The Energy Underneath Every First Ask
When you step into a nonprofit for the first time — or when you have just founded one — something happens that's easy to underestimate later.
You believe.
You believe the problem is real.
You believe your organization is the right response to it.
And somewhere underneath all the logistics and the budget lines and the board meetings, you believe that other people, if they really understood what you understood, would want to be part of solving it too.
That belief is not something to professionalize away.
It's your starting point for growing support for your organization. And it's more powerful than any fundraising tactic I've ever seen.
You are not trying to convince anyone of anything. You are looking for the people who already care — and giving them a way to act on it.
Your supporters don't need to be recruited. They need to be recognized.
Start With the People Already Leaning In
I use something called the alignment ladder in my work with nonprofit leadership teams.
It's not complicated. Before you reach out to strangers, you look at the people already around you — your board, your volunteers, your neighbors, your longtime community partners — and you ask a quieter question.
Not "who has money?"
Not even "who can I ask?"
But: who already believes what we believe?
Those people are closer than you think. They're the ones who lean forward when you describe your work. Who say things like "I've always thought someone should be doing this" or "my family has been touched by exactly this." They're not waiting to be convinced. They're waiting to be invited.

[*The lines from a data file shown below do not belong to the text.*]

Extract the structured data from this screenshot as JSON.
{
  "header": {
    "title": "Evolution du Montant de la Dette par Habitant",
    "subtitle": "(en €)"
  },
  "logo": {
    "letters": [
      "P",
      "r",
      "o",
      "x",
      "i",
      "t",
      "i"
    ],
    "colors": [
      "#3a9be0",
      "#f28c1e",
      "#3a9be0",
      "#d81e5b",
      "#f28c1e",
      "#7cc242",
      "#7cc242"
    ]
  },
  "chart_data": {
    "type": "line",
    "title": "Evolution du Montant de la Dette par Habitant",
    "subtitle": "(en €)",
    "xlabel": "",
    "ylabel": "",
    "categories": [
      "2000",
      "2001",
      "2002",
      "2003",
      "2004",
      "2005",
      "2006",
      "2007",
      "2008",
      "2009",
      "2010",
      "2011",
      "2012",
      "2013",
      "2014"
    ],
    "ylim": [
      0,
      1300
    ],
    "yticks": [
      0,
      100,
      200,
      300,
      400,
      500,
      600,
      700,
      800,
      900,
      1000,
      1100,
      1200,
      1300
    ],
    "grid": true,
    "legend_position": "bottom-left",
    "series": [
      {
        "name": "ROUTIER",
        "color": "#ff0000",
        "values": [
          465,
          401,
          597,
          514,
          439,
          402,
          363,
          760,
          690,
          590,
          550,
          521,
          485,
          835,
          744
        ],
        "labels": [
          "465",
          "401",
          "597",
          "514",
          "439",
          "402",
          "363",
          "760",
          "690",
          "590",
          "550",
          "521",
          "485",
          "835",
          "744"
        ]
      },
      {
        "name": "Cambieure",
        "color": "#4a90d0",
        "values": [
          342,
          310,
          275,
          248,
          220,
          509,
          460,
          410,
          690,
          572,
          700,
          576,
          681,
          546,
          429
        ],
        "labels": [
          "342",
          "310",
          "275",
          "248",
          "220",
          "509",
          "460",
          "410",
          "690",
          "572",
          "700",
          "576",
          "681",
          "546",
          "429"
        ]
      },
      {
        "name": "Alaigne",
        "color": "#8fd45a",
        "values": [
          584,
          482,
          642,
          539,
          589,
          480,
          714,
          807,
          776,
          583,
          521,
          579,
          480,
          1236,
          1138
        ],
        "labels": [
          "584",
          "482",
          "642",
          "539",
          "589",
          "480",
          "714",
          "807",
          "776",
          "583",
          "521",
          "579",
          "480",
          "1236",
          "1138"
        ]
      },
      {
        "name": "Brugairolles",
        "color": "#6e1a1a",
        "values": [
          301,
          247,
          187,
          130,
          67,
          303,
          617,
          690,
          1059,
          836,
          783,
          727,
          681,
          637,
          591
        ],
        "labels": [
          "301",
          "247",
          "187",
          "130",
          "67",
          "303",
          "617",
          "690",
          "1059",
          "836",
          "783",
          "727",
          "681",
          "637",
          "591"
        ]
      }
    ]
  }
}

Your first fundraising conversations aren't cold calls. They're recognitions. You're looking for that agreement energy — the lean in, the light in someone's eyes when your mission lands. And when you find it, it's genuinely exciting. Because you're not pitching anymore. You're sharing something you love with someone who already loves it too
Once you start looking for that — for the lean, for the light in someone's eyes when your mission lands — you'll find it faster than you expect.
What the First Conversation Actually Sounds Like
You're not presenting. You're not closing. You're simply sharing something you believe, and you're genuinely curious whether it lands for the person across from you.
It might sound something like: "We started this because we kept seeing teachers who didn't know where to turn to for help on handling the trauma kids were bringing into the classroom— and no one was doing anything about it. I'd love to tell you more. And I'd love to know if this is something that has impacted you or people you love."
Then you listen.
You're not looking for a yes to a dollar amount. Not yet. You're looking for the moment when the person across from you starts nodding before you've finished. When they fill in a sentence you didn't complete. When they say — in whatever words they use — I care about that too.
That moment is the beginning of a fundraising relationship.
From there, the ask becomes an invitation. "Would you want to be part of this?" lands in an entirely different way when the person already knows they care.
Give yourself three to five conversations like this before you expect a gift. Let the recognition come first. Move outward slowly — from the people who know your work, to their networks, to the broader community. The relationship opens the door. The ask just walks through it.
You Can Begin Where You Are
If you're just starting out — or if you've been at this a while and somewhere along the way it started feeling like pushing a boulder uphill — this is what I most want you to hold onto.
You don't need the whole system before you take the first step.
The system gets built around the relationships. And the relationships start with belief.
Remember why you started. Reconnect with the problem you're trying to solve and the quiet certainty that it's worth solving. Then go find the people in your circle who feel it too.
That's your duo. That's where fundraising begins.
Not with a campaign. Not with a database. With two people who care about the same thing, finding each other.
If you want to walk through the full roadmap — from that first conversation to a sustainable, system-supported fundraising program — the free Roadmap Class is a good next step. Join here.
A few questions worth sitting with:
Who in your current circle is already leaning toward your mission — and have you given them a real invitation yet?
What would it feel like to approach your next fundraising conversation as a recognition rather than a pitch?
What's one conversation you could have this week, starting exactly where you are?